Occasionally, you may talk with people who say they do not believe in telling children about Santa Claus, the tooth fairy, the Easter bunny, or even fairy tales. Their idea is to be truthful. Should your children be exposed to nursery rhymes and fairy tales? Should they engage in fantasy? Yes, fantasy is not only harmless, but important in developing your child’s imagination and creativity. As you talk with your child about fantasies and fairy tales, tell her fairy tales are fairy tales, fantasy is fantasy, and neither are true. The ability to discriminate between real and unreal, between those times when people are telling you how it really is and when they are “putting you on,” is important. Fantasies and fairy tales help your child make these discriminations. In addition, involvement in fantasy and fairy tales allows your child to imagine and dream, and create new worlds. Most innovative and creative adults were great fantasizers as children.
Encouraging your young children to believe in Santa Claus, the tooth fairy, the Easter bunny, and so on represents a slightly different type of parenting opportunity. Should these myths be perpetuated? Again, yes, (if you value the experience) they are fun, are very meaningful to your children, and become an important part of their childhoods they remember. Santa Claus and the tooth fairy are positive notions for your children and do not have any negative consequences. Lets look briefly at a few positive aspects of Santa Claus and the tooth fairy.
For your young children, magic is a convenient explanation for most anything they do not understand. Santa Claus and his magic represent a reasonable explanation to your toddler and preschooler for Christmas toys. Once a grade schooler, your child quickly raises doubt about the existence of Santa Claus. To suggest your child cannot understand the myth of Santa Claus, or will continue to hold distorted notions of reality reflects a misunderstanding of the mental ability and perceptive skill of your grade schooler. The spirit of Santa Claus lives in us all and our childhood experience has led us to want to give occasionally without receiving. The myth of Santa Claus is one way you can help instill such values in your children.
The tooth fairy simply takes lost teeth and leaves money. Is there any harm in this myth? No. Your children learn by the time they are seven or eight the magic of the tooth fairy comes from Mom or Dad’s coin purse. While your child is still a true believer, the tooth fairy adds a little fun to the process of losing baby teeth.

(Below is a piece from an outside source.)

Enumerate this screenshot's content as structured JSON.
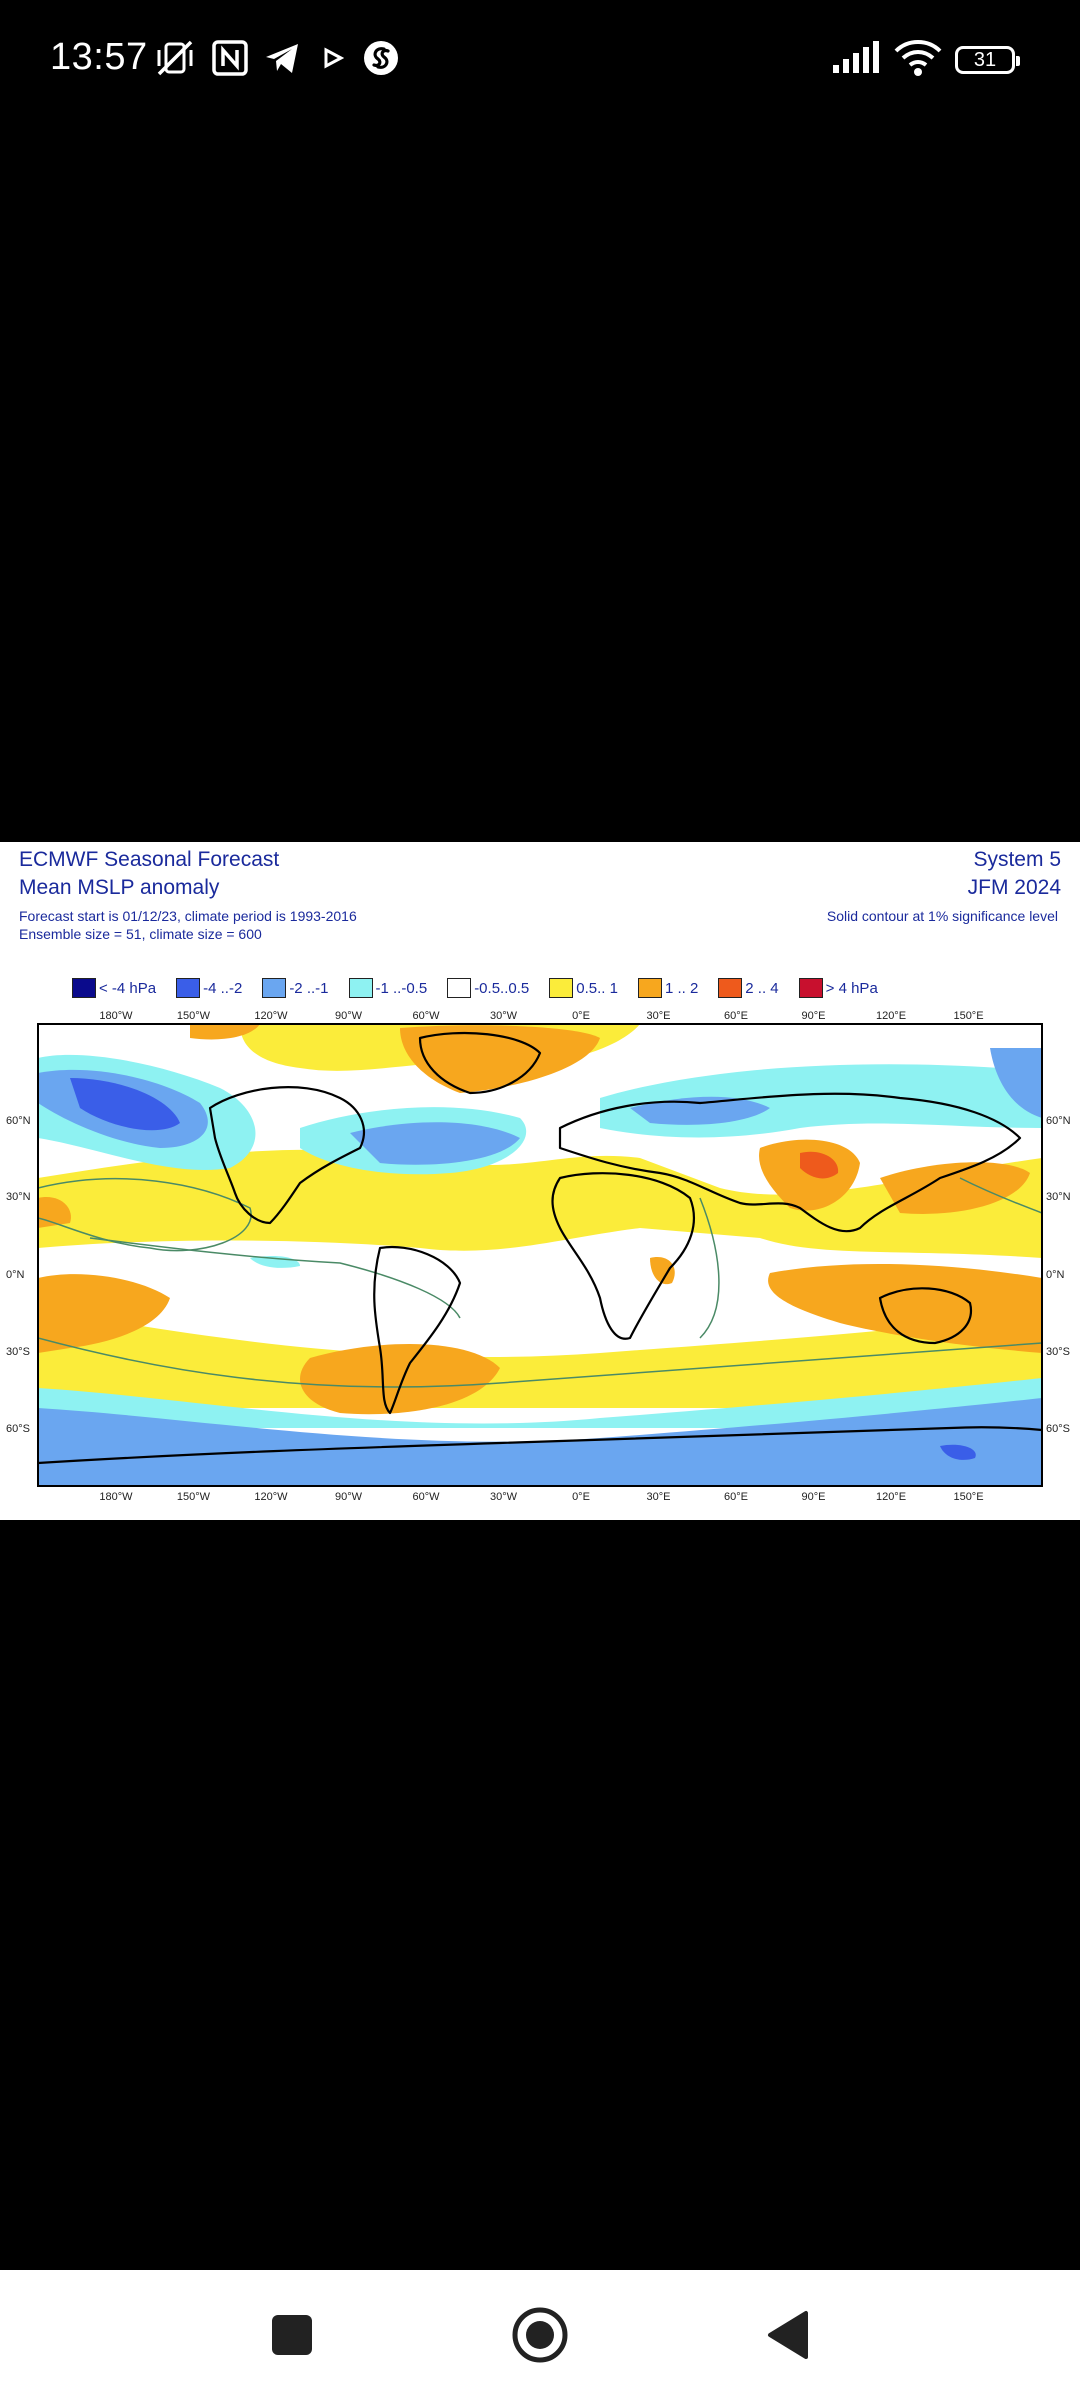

Parents occasionally ask what to do if they forget to put money under the pillow or are unable to find the tooth. Your child finds it quite acceptable if you say the tooth fairy must have been too busy, and will perhaps stop by the following night. Also, it is quite easy to go into your child’s room and pretend to find the money someplace other than where she had expected it, and simply tell her the tooth fairy must have been in a hurry and didn’t have time to put the money under the pillow. What about the teeth too far under the pillow to risk awakening your child? Sometimes, the tooth fairy has more teeth than she needs. Can your child still leave the same tooth under the pillow again? No. The tooth fairy pays up only once.
As you can see, the involvement of your child in fantasy, fairy tales, myths and magical beings and so on is fun and has no negative consequences. In fact, the consequences contribute significantly to your child’s lifelong creativity, imagination, and overall ability to think beyond the present and beyond the particular reality within which he lives. In addition, your child who has been exposed to Santa Claus, the tooth fairy, and other such myths has the opportunity to learn part of the world in which he believed implicitly was not the way he thought it was. To a small extent, this makes him a little skeptical, a little less gullible, and a little less likely to take things on faith. Also, he learns even Mom and Dad may be wrong, and may tell him things that aren’t completely true. A little skepticism is healthy and productive.